Críticas


ADEUS, LENIN

De: WOLFGANG BECKER
Com: DANIEL BRÜHLL, KATRIN SASS, MARIA SIMON
26.12.2003
Por João Mattos
A MENTIRA É BELA

Imenso sucesso em sua terra natal, o filme alemão Adeus, Lenin, também cumpre carreira de sucesso no circuito internacional de festivais deste ano, ao tratar de um dos maiores e mais importantes acontecimentos da história mundial recente, a queda do Muro de Berlim e a conseqüente reunificação das duas Alemanhas. O sucesso é merecido pela maneira como se fala do assunto, mais do que por ser esta uma grande e perfeita obra. Com tema tão explosivo e polêmico, capaz de desagradar a tantos e mexer com feridas ainda abertas na vida atual do povo alemão, foi feito um drama agridoce (o que se reflete até na cartela de cores e iluminação dos planos), com toques de humor amargo, porém nunca cínico, e que busca um tom conciliatório.



A trama básica é tão bem bolada quanto fantasiosa: em 1989, pouco antes da queda do muro, uma mulher passa mal na rua, entra em coma e fica desacordada durante as gigantescas mudanças pelas quais passa a sociedade alemã. Quando ela desperta, em meados de 1990, sua cidade, Berlim Oriental, e o regime político em que ela viveu, simplesmente acabaram tais como ela os conheceu a vida inteira, só que ela não sabe de nada disso. Seu filho, temendo que a excitação causada pelas mudanças possa prejudicar a saúde da mãe, decide esconder-lhe os acontecimentos. Para isso cria toda uma farsa destinada a fazer com que a mãe continue a acreditar que mora numa Berlim Oriental e sob um governo comunista, uma mega-ilusão que ele precisa sustentar mentindo continuamente.



De início, deve ser louvada a maneira como a dramaturgia da obra consegue, para o bem da credibilidade do filme (logo, de suas intenções humanitárias), e com os exageros naturais e desculpáveis de uma obra de ficção cinematográficas (nada muito irritante), convencer a platéia da funcionabilidade da trama. Isto acontece pela maneira correta como os artifícios usados para que a farsa prossiga (vide a busca pelos produtos antigos, os vídeos pseudo telejornalísticos) são inseridos dentro da história .

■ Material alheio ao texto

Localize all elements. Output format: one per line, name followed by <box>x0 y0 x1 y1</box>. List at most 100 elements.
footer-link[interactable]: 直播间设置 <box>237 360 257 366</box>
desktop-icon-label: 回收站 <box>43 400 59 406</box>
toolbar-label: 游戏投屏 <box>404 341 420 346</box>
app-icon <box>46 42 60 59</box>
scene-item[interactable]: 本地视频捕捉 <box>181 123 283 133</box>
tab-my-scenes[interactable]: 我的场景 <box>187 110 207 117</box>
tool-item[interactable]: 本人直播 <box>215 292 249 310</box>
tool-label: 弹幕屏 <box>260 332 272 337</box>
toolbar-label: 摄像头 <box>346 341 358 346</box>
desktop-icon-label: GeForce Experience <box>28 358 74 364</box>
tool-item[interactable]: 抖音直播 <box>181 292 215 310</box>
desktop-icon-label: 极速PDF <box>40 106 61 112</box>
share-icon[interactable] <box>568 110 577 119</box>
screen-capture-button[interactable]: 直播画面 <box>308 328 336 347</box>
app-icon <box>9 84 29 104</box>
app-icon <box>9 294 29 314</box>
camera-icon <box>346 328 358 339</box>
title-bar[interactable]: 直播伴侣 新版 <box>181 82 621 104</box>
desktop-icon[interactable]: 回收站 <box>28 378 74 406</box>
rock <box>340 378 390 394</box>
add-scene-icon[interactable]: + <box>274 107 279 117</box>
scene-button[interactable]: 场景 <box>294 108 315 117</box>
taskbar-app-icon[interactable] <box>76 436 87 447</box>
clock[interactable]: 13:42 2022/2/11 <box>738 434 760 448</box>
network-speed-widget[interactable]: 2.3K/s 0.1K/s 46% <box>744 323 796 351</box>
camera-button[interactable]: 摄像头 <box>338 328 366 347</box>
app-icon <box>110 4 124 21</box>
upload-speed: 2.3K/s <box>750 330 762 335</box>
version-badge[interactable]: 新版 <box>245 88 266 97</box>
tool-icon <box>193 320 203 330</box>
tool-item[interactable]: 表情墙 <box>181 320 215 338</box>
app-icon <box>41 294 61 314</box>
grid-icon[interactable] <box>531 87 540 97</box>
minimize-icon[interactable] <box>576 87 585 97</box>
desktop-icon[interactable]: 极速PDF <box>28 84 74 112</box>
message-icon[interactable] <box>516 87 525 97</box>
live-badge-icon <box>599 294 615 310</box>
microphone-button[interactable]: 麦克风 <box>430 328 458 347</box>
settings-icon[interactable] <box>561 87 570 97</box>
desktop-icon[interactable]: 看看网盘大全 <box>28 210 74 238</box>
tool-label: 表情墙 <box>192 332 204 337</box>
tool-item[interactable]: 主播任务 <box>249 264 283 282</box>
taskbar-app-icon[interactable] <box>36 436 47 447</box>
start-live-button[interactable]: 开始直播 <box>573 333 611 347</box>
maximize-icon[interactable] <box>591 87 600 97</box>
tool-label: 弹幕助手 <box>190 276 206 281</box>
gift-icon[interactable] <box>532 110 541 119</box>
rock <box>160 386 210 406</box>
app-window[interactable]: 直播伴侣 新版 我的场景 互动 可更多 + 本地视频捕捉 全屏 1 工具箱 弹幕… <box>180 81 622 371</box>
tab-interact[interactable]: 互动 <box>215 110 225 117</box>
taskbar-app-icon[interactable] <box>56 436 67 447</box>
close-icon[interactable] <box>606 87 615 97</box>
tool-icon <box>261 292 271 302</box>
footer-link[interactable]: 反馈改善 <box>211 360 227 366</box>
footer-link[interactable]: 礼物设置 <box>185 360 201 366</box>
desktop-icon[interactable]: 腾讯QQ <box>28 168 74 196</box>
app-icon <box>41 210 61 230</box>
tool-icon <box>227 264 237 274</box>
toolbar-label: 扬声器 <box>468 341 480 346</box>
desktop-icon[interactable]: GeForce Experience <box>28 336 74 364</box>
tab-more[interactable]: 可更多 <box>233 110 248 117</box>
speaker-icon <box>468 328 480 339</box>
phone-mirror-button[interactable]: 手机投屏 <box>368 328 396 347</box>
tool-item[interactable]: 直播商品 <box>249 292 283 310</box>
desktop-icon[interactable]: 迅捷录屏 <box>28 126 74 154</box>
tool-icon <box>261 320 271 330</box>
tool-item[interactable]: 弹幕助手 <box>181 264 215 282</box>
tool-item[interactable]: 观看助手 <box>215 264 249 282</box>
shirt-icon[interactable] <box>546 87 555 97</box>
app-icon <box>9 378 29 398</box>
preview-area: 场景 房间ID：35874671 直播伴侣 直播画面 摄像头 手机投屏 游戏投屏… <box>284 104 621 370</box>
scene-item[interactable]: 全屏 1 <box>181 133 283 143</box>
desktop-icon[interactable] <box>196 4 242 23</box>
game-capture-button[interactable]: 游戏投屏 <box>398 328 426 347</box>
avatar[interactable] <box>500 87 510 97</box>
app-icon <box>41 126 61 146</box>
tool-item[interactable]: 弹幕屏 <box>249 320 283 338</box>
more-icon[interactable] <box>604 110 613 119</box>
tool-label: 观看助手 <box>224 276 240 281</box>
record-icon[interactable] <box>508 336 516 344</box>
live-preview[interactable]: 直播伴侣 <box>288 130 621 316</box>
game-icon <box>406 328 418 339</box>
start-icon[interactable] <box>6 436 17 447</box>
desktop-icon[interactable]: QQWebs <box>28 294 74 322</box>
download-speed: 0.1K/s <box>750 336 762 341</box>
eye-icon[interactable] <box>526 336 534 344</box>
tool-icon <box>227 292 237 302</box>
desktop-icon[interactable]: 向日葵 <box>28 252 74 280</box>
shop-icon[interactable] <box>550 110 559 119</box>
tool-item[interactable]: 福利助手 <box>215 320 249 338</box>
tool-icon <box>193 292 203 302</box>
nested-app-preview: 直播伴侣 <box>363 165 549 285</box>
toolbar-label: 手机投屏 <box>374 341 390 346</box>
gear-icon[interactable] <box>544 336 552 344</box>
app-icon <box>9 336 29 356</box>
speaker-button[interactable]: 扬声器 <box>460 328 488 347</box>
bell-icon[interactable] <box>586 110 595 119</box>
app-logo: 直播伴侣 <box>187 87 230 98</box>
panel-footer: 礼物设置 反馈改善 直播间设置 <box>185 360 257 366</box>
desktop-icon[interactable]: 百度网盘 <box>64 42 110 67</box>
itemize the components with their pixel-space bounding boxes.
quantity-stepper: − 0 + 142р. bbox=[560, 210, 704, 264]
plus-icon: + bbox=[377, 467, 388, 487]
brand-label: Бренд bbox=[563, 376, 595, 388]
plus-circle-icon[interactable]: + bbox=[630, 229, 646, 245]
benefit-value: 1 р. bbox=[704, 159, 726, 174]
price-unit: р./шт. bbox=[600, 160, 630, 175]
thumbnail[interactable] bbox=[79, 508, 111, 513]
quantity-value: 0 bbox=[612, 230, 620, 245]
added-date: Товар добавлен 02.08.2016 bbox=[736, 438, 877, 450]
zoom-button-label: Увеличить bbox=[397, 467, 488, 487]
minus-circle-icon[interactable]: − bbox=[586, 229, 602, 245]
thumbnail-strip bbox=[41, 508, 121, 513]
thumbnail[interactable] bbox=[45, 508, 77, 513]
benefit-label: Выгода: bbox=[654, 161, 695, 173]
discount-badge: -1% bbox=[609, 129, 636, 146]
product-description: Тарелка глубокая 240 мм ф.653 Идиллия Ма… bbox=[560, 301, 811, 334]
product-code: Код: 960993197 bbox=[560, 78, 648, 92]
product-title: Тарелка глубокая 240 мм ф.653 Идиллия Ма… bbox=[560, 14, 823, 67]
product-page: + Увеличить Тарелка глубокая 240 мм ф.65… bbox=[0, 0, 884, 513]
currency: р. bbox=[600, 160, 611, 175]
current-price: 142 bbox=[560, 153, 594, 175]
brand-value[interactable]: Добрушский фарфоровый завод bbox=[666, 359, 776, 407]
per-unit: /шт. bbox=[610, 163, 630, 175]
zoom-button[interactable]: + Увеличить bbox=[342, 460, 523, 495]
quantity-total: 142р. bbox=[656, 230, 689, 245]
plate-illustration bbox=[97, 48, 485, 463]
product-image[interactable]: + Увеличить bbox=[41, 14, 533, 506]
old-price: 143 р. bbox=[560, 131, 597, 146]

Essa trama possibilita também que se arranhe o tema da verdade e o peso dela nas relações humanas, mas sobretudo traz como sugestão dramática maior, geral, articulada com a busca pela conciliação, uma idéia tão polêmica quanto perturbadora: que a mentira empregada de forma totalizante, como motor principal de uma existência, possa ter valor de demonstração de piedade e amor profundo.



Politicamente o filme também procura fazer uma passagem da constatação da falência e condenação do comunismo (de forma discreta) a um pedido pela preponderância de um capitalismo mais humanizado (em momento que fecha toda as idéias da obra), e que fuja ao consumismo desenfreado. Como essa transição ocorre de maneira suave, e em nenhum dos dois momentos é dada uma ênfase panfletária na transmissão dessas idéias, o todo ganha em eficiência. Isto não significa que Adeus, Lenin fique (apelando para trocadilho tão fácil quanto irresistível) em cima do muro, apenas aponte para um mundo novo com toda a sua complexidade, sem nostalgias burras e necrofilizantes, tampouco deslumbramento bobo.



Se tem em suas diversas variáveis de estruturação e significado um belo equilíbrio, Adeus, Lenin não chega a ser excepcional em nenhum desses aspectos (isso não deve ser creditado ao equilíbrio em si, que poderia ser visto por alguns como camisa-de-força), pois de certa forma a realização final parece sofrer com o acúmulo e repetição de temas e subtextos, e ainda cansando um pouco em sua narração – nem mesmo a alternância de instantes de alívio cômico, como a primeira aparição da logomarca de famoso refrigerante, com outros mais dramáticos, consegue impedir isso. O que se sobressai mesmo é a excelente interpretação de Katrin Sass como a mãe (poucas falas e olhar intenso), sobretudo na cena-chave do filme, a do encontro casual na rua, na qual ela dimensiona a complexidade da personagem através de um expressão estupefaciente marcante e absolutamente sutil, que exibe uma desolação de quem não pode entender mudanças que não têm volta.



# ADEUS, LENIN (Goodbye, Lenin)

Alemanha, 2003

Direção: WOLFGANG BECKER

Roteiro: WOLFGANG BECKER, BERND LICHTENBERG .

Elenco: DANIEL BRÜHLL, KATRIN SASS, MARIA SIMON, CHULPAN KHAMATOVA, FLORIAN LUKAS.